11 maio 2018

A reportagem sobre o general

José Nilo Tavares

Eu era pesquisador do Instituto Nacional de Estudos Pedagógicos (INEP) e repórter político do Binômio. Em novembro de 1961, trocando opinião com o chefe de reportagem do jornal, Guy de Almeida, meu amigo e ex-colega de turma na Faculdade de Ciências Econômicas da UFMG, ficou resolvido que eu faria uma matéria sobre a atuação do general João Punaro Bley, comandante da ID-4 de Belo Horizonte, e, portanto, comandante de todas as unidades militares federais sediadas na capital, que tinha sido francamente hostil à posse do vice-presidente, João Goulart no lugar do ex-presidente Jânio Quadros, quando este renunciara poucos meses antes. O ex-interventor do Estado Novo no Espírito Santo já estava em plena campanha golpista contra o Governo Goulart e o ‘perigo comunista’, o que resultaria no movimento de 64.

Tomei o avião para o Rio e ali me encontrei com alguns amigos militares e também visitei o grande historiador Nélson Werneck Sodré, um especialista em história militar. A partir desses contatos comecei a levantar a chamada ‘vida pregressa’ do general, tendo obtido endereços de pessoas no estado do Espírito Santo, contemporâneas da interventoria de Bley e testemunhas das violências praticadas por ele contra seus adversários políticos, principalmente [os] de posições progressistas.

Em Vitória entrevistei várias daquelas pessoas, pesquisei os arquivos públicos da cidade, li jornais da década de 30 e alguns livros importantes para meu trabalho, como o recém-editado Vargas, o maquiavélico, do escritor Afonso Henriques.

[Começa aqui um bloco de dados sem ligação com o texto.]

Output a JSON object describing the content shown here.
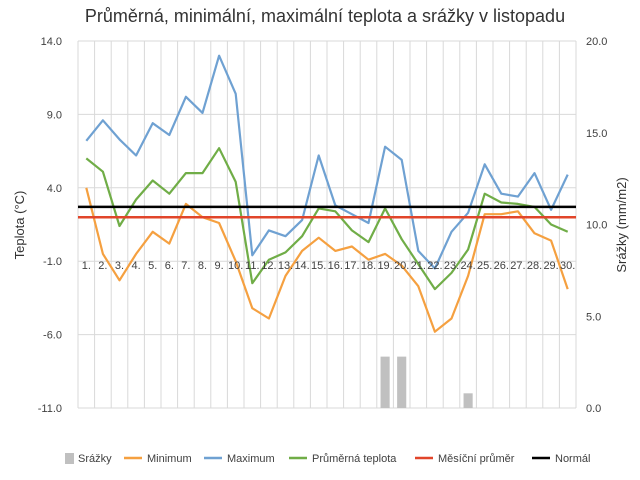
{
  "chart_data": {
    "type": "line",
    "title": "Průměrná, minimální, maximální teplota a srážky v listopadu",
    "ylabel": "Teplota (°C)",
    "y2label": "Srážky (mm/m2)",
    "ylim": [
      -11,
      14
    ],
    "y2lim": [
      0,
      20
    ],
    "yticks": [
      "14.0",
      "9.0",
      "4.0",
      "-1.0",
      "-6.0",
      "-11.0"
    ],
    "y2ticks": [
      "20.0",
      "15.0",
      "10.0",
      "5.0",
      "0.0"
    ],
    "categories": [
      "1.",
      "2.",
      "3.",
      "4.",
      "5.",
      "6.",
      "7.",
      "8.",
      "9.",
      "10.",
      "11.",
      "12.",
      "13.",
      "14.",
      "15.",
      "16.",
      "17.",
      "18.",
      "19.",
      "20.",
      "21.",
      "22.",
      "23.",
      "24.",
      "25.",
      "26.",
      "27.",
      "28.",
      "29.",
      "30."
    ],
    "grid": true,
    "legend_position": "bottom",
    "series": [
      {
        "name": "Srážky",
        "kind": "bar",
        "axis": "y2",
        "color": "#c0c0c0",
        "values": [
          0,
          0,
          0,
          0,
          0,
          0,
          0,
          0,
          0,
          0,
          0,
          0,
          0,
          0,
          0,
          0,
          0,
          0,
          2.8,
          2.8,
          0,
          0,
          0,
          0.8,
          0,
          0,
          0,
          0,
          0,
          0
        ]
      },
      {
        "name": "Minimum",
        "kind": "line",
        "axis": "y",
        "color": "#f5a040",
        "values": [
          4.0,
          -0.5,
          -2.3,
          -0.5,
          1.0,
          0.2,
          2.9,
          2.0,
          1.6,
          -1.0,
          -4.2,
          -4.9,
          -2.0,
          -0.3,
          0.6,
          -0.3,
          0.0,
          -0.9,
          -0.5,
          -1.3,
          -2.7,
          -5.8,
          -4.9,
          -2.0,
          2.2,
          2.2,
          2.4,
          0.9,
          0.4,
          -2.9
        ]
      },
      {
        "name": "Maximum",
        "kind": "line",
        "axis": "y",
        "color": "#6fa1d2",
        "values": [
          7.2,
          8.6,
          7.3,
          6.2,
          8.4,
          7.6,
          10.2,
          9.1,
          13.0,
          10.4,
          -0.6,
          1.1,
          0.7,
          1.8,
          6.2,
          2.8,
          2.2,
          1.6,
          6.8,
          5.9,
          -0.3,
          -1.5,
          1.0,
          2.3,
          5.6,
          3.6,
          3.4,
          5.0,
          2.5,
          4.9
        ]
      },
      {
        "name": "Průměrná teplota",
        "kind": "line",
        "axis": "y",
        "color": "#70ad47",
        "values": [
          6.0,
          5.1,
          1.4,
          3.2,
          4.5,
          3.6,
          5.0,
          5.0,
          6.7,
          4.4,
          -2.5,
          -0.9,
          -0.4,
          0.7,
          2.6,
          2.4,
          1.1,
          0.3,
          2.6,
          0.5,
          -1.2,
          -2.9,
          -1.8,
          -0.2,
          3.6,
          3.0,
          2.9,
          2.7,
          1.5,
          1.0
        ]
      },
      {
        "name": "Měsíční průměr",
        "kind": "line",
        "axis": "y",
        "color": "#e1452a",
        "values": [
          2.0,
          2.0,
          2.0,
          2.0,
          2.0,
          2.0,
          2.0,
          2.0,
          2.0,
          2.0,
          2.0,
          2.0,
          2.0,
          2.0,
          2.0,
          2.0,
          2.0,
          2.0,
          2.0,
          2.0,
          2.0,
          2.0,
          2.0,
          2.0,
          2.0,
          2.0,
          2.0,
          2.0,
          2.0,
          2.0
        ]
      },
      {
        "name": "Normál",
        "kind": "line",
        "axis": "y",
        "color": "#000000",
        "values": [
          2.7,
          2.7,
          2.7,
          2.7,
          2.7,
          2.7,
          2.7,
          2.7,
          2.7,
          2.7,
          2.7,
          2.7,
          2.7,
          2.7,
          2.7,
          2.7,
          2.7,
          2.7,
          2.7,
          2.7,
          2.7,
          2.7,
          2.7,
          2.7,
          2.7,
          2.7,
          2.7,
          2.7,
          2.7,
          2.7
        ]
      }
    ]
  }
}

Retornei ao Rio, conferi as informações e ainda ouvi outras fontes comprovando o passado antidemocrático do general.

Retornando a Minas, acertei com o Guy os detalhes da reportagem, tendo tido toda a liberdade para sua redação. Ficou acertado também que, por resguardo de minha integridade pessoal, a matéria não seria assinada.

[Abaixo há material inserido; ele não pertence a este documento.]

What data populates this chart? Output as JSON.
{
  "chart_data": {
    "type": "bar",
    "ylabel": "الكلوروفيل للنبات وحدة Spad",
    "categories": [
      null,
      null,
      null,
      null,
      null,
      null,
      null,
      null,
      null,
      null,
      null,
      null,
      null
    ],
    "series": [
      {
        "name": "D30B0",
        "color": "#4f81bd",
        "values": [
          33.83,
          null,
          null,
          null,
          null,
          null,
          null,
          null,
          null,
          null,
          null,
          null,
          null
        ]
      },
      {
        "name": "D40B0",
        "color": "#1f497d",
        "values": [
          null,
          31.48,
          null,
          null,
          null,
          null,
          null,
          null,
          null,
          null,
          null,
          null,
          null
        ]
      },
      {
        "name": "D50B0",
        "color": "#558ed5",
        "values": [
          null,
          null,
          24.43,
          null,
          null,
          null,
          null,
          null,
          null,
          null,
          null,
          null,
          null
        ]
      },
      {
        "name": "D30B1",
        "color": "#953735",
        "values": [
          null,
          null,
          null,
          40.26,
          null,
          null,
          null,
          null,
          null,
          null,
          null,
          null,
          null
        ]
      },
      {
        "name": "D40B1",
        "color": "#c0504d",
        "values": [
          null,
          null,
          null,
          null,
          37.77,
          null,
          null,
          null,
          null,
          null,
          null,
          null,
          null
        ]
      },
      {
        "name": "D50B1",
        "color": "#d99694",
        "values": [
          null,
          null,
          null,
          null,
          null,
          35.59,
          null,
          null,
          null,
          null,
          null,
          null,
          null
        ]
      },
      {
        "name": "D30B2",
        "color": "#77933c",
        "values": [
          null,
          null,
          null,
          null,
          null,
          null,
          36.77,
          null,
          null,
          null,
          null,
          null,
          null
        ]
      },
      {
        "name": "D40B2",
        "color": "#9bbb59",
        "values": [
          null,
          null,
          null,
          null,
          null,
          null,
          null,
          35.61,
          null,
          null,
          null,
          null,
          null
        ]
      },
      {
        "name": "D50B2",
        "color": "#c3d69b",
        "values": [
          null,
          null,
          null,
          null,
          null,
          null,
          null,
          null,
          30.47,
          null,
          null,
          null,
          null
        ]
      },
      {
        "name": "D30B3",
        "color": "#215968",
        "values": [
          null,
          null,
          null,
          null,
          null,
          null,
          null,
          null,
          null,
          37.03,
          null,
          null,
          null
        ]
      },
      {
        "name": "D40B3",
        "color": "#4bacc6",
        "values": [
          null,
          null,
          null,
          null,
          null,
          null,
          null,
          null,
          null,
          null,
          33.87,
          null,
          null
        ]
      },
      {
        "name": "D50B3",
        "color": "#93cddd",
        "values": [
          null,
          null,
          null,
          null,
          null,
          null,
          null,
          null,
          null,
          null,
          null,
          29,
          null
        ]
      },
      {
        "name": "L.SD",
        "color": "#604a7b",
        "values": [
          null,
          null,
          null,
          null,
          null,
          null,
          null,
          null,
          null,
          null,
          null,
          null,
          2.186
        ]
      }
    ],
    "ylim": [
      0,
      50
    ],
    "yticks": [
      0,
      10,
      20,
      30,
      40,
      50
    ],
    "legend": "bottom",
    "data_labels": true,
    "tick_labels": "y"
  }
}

Principiei o trabalho evocando trecho da fala do general Bley numa conferência pronunciada na Associação Comercial, em Belo Horizonte, na qual – junto com clara pregação golpista – ele afirmava que a memória do povo era curta, referindo-se ao movimento comunista de 1935. Reptei, observando que não era tão curta assim, tanto que o povo capixaba, passados vinte anos da ditadura estado-novista, lembrava-se perfeitamente das arbitrariedades cometidas por ele contra seus adversários políticos.

As consequências da reportagem, de repercussão internacional, estão registradas pela história. Se me fosse dado retornar ao passado, aos idos de 1961, reescreveria aquela matéria, que resultou em anos de exílio para os responsáveis pelo Binômio e dura clandestinidade para o repórter depois do golpe de 64? Creio que sim, como creio que a luta pela verdade e pelo direito de livre manifestação do pensamento e das ideias sempre vale a pena ser travada.

Fonte: Rabêlo, J. M. 1997. Binômio: edição histórica. BH, Armazém de Idéias & Barlavento Grupo Editorial.